Sunday, August 29, 2010

Stairs with flair

Lately, when I haven’t been able to work on site, I’ve been building the first flight of stairs in my garage. You may notice that it bears an uncanny resemblance to a chest of drawers.

The carcase is 30mm medium density fibreboard (MDF), glued and screwed, with the stairs and treads clad with 100 year old tallow wood floor boards. The 12 drawers are solid tallow wood with through dovetails at each corner. I opted for through rather than the more traditional half blind dovetails on the drawer fronts because I quite like the somewhat industrial look it gives.

But why drawers?”, I hear you ask.  Well, you can never have enough storage and it just seemed a good use of space.

At this stage the ancient lino glue and paint splatters are still apparent. I’ll attack the finish when all the cabinet work is done so I can get a consistent feel across the whole piece. As for drawer knobs - I’m not sure yet. If you have any ideas leave a suggestion.

By the way, if you’re wondering how I’m going to move it - I’ve constructed the cabinet in two pieces. The top section of six drawers lifts off the bottom two rows, or at least I didn’t mean to put any glue there.

Sunday, August 22, 2010

Winders & Reminders

I learnt a few things this weekend.

The winders
Firstly, that there is a lot of fiddling involved in making winders. For the “stair unaware”, winders are steps that make a staircase turn a corner. My staircase has two flights, the first is six steps, followed by 3 winders, a landing, then a second flight of six steps. The overall effect is to lift the climber a couple of metres and to reorient them 180 degrees.

Secondly, using recycled timber takes longer than using new material. Okay, I already knew that one, but the work on the staircase confirmed it – yet again. Not that I mind. The 100 year old tallow wood flooring that came out of a house in Goulburn is beautiful. Though, it does take some effort to work around the odd lengths and inevitable structural defects that occur when old boards are lifted. But, what I like about the old flooring is how each board tells a story with its paint splatters, grime, dents, cracks and splits. I love it.

Thirdly, if you leave a “Warmray” unattended outside with its door open it can set fire to your caravan. Perhaps, point three needs a little background. My Dad gave me his old “Warmray”, which for the less informed, is a cast iron slow combustion fire.
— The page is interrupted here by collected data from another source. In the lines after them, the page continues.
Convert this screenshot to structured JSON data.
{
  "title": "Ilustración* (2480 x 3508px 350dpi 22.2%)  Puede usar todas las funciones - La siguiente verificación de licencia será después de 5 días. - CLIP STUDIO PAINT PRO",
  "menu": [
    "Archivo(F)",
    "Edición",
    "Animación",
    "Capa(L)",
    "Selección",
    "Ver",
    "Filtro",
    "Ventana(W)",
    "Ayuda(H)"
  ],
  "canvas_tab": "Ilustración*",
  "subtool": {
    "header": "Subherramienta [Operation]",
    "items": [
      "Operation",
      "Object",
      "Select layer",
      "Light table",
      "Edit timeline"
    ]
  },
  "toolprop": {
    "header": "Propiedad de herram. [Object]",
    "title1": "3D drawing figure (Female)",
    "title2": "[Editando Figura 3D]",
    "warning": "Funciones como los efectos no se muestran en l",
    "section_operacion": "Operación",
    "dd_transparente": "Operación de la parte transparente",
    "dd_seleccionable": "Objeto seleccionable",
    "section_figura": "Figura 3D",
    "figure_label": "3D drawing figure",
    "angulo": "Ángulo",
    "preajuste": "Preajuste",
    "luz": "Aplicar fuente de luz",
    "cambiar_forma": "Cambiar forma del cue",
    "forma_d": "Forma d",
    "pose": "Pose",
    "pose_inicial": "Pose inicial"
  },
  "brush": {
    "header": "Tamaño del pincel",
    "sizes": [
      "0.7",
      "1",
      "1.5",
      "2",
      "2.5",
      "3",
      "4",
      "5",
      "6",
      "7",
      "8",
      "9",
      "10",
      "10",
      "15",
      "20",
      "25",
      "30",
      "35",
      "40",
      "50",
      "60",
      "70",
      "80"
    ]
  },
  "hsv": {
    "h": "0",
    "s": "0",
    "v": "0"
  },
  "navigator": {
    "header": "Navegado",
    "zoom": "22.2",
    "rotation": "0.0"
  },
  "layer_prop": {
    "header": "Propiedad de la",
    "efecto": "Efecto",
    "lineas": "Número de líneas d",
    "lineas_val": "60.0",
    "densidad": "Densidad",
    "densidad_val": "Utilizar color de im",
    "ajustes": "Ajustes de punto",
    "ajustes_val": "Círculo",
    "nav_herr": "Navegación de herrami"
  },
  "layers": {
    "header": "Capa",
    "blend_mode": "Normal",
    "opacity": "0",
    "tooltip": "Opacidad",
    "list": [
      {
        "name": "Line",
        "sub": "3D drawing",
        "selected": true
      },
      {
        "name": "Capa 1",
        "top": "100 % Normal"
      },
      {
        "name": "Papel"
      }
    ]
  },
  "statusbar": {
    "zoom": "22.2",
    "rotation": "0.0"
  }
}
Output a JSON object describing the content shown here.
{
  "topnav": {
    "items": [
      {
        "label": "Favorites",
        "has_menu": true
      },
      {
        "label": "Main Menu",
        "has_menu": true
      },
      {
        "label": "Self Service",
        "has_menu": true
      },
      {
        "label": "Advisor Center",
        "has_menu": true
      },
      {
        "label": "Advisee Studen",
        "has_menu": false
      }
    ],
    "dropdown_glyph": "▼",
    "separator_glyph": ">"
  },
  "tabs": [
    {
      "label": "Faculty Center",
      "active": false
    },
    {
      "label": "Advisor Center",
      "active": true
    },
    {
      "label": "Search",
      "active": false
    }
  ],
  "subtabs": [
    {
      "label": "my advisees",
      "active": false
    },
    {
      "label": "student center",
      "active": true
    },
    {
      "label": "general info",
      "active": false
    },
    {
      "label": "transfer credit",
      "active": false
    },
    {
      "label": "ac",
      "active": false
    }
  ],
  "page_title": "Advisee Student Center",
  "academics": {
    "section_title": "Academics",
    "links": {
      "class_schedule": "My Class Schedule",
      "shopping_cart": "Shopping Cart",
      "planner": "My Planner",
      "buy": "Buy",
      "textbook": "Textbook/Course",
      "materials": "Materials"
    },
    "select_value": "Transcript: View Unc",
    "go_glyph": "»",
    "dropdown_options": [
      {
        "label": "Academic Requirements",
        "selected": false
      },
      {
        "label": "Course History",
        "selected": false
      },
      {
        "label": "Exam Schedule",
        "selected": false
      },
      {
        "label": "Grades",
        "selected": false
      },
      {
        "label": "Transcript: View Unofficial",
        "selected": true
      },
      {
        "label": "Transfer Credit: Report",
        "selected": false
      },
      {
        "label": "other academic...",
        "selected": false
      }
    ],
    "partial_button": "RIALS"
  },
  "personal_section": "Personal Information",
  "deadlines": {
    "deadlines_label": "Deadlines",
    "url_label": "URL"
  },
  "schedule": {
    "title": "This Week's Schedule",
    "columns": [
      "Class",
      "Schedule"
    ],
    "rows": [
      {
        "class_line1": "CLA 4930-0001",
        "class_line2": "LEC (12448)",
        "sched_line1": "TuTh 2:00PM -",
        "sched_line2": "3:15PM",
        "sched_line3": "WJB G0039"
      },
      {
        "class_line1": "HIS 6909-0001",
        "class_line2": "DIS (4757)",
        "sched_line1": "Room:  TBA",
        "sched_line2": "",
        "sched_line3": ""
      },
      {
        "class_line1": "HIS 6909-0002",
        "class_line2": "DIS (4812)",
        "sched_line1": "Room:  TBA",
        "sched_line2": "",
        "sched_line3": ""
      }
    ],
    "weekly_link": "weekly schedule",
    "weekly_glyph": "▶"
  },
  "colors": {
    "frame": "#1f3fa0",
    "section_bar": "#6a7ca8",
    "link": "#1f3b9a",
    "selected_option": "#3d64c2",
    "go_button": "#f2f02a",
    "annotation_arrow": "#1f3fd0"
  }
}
I’ve been using it as an outside barbie, usually a few yards from the caravan door.

Well, yesterday I kicked off the “Warmray” at half five and went back into the house to finish up for the day. I got a bit engrossed with the idea of being able to see the floor for the first time in 12 months and lost track of time. It was probably 45 minutes later that I ventured back to the van – which was now surrounded in flames! The “Warmray” had set fire to the surrounding grass, which in turn had ignited the pallet that served as the van’s front veranda. I should point out that the “Warmray" is innocent of any wrong doing as I had left its door open so it would draw better.

I reckon another three and a half minutes and the van (circa 1970 with green laminex benches), the old shed (circa 1960 with recycled corrugated iron) that it’s parked in and my tractor (a 1948 grey fergie) in the next bay would have all been toast – burnt toast at that.

But, because of what I believe was a prompting of the Holy Spirit, I ventured out in the nick of time and was level headed enough to bucket water onto the blaze with the only casualty being the veranda pallet and some 50 gallons of water.

Praise God.

Monday, August 16, 2010

The decisive trip

16 April 2005 was the decisive trip - we walked around the 60 acres, prayed about it and put in an offer.  A few months and a lot of paperwork later it was ours.  From here it was two years of drafting plans, seeking council approval and arranging to start.

Pemberley from the air

And so it starts

Ahh, the first post. The quintessential paragraph that sets the tone for all subsequent posts. The post that, for some, will be their first encounter with this blog. No pressure here, but it must be brilliant, articulate and witty. Arresting the attention of the reader from the first syllable and drawing them into a world to which they will want to return.

Alternatively, it just needs to be short with no typos - I think I can live with that…..

For some, “Pemberley” is a fictitious place dreamt up by Jane Austen. For my family however, it is a real place near the south coast of NSW. Formerly part of a dairy the 2 kilometre driveway leads to a house that, whilst not quite as ostentatious as Mr Darcy’s, will one day also be a family home. That is if I ever finish building it. Purchased in April 2005 with only an old corrugated shed to shelter in we started building in April 2007.

This blog is all about the build, the materials we’ve used, the challenges we’ve met and what we’ve learnt along the way.